Of all reactions to the day, Huck’s sarcastic offering is the least likely by several country miles. There may be plenty of ketchup on the White House walls, but I’d be stunned to find Dear Leader blaming the failure on his own lack of personal charisma.
He may well blame the people around him, but mostly for having hidden his fantabulous light under a bushel. There’s no way he’s shouldering any of the blame.
However, just because constant mockery won’t pierce the protective walls around Dear Leader, that doesn’t make it useless.
Not only might the comparison between No Kings and the Parade help convince MAGAts that they’re betting on the wrong horse, but, as Smith suggests, more publicity for the failures and unpopularity of the ICE raids has to shake their confidence in Dear Leader.
Note, by the way, how general news of immigrants rounded up somewhere else gets plenty of praise from the mob, but when ICE seizes somebody with a name and a face and friends in the community, the response is otherwise.
Pointing out that ICE is handcuffing harmless seamstresses, not murderers, has impact, while if it’s Maria, the seamstress who lives down the block, that draws even more of a humane response.
Murphy poses the question, what do we do now that we’ve had our No Kings rallies?
The same question was asked after the Hands Off protests in April, and No Kings was the answer. Something else will be the answer now, because the solution is to keep on keepin’ on. Same as it ever was.
Plus this: One of the turning points in the antiwar movement of the 60s was the Democratic Convention, because, horror show as it was in person, it was a major TV event, and, since the networks were all covering the Convention, the whole world was, indeed, watching.

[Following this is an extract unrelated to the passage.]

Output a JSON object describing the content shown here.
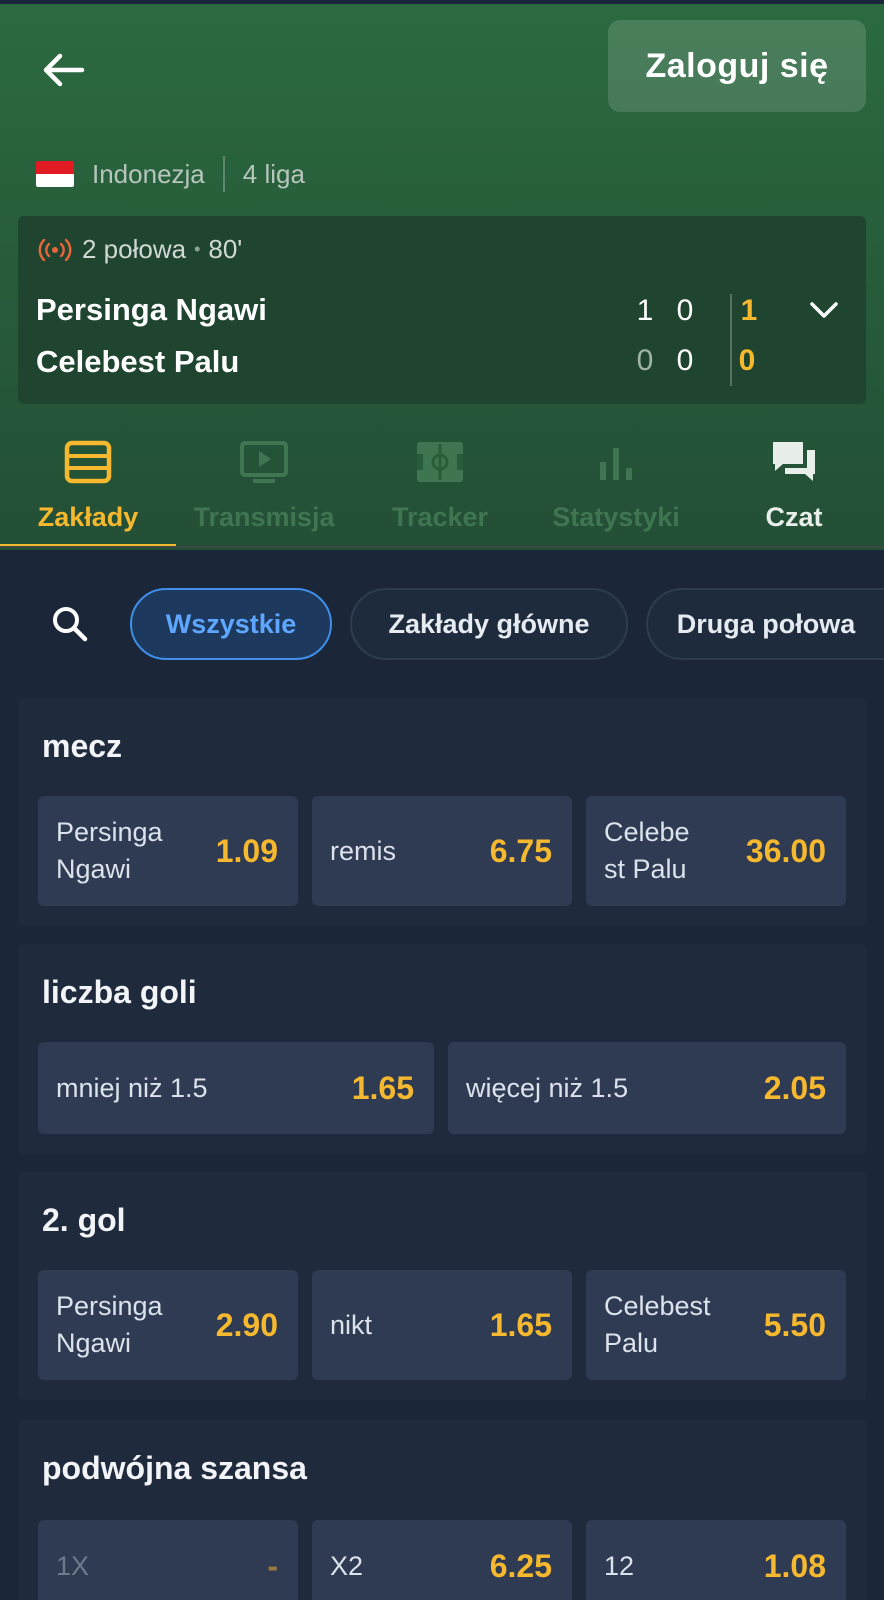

Combined with Woodstock the next summer, it made being hip hip. It shifted the gestalt and created a momentum that moved young Americans towards peace, love and marihooney.
As the button said, we were the people our parents warned us about.
If you keep having protests where hundreds of thousands people turn out to cheer and chant and hold up funny signs, while the opposition holds parades that nobody goes to, the political churn will follow.

It’s a universal. Daniel Cohn-Bendit, one of the leaders of the 1968 Mai-Juin riots in Paris, explained during an anniversary, that it had started out innocently enough, that what the students really wanted was to walk in the streets, singing, drinking wine, kissing each other. When the cops tried to stop them, that was when things went sideways.
There certainly were politics involved. But it was also a very large party, and that was what was so infectious, so effective, and so impossible to repress.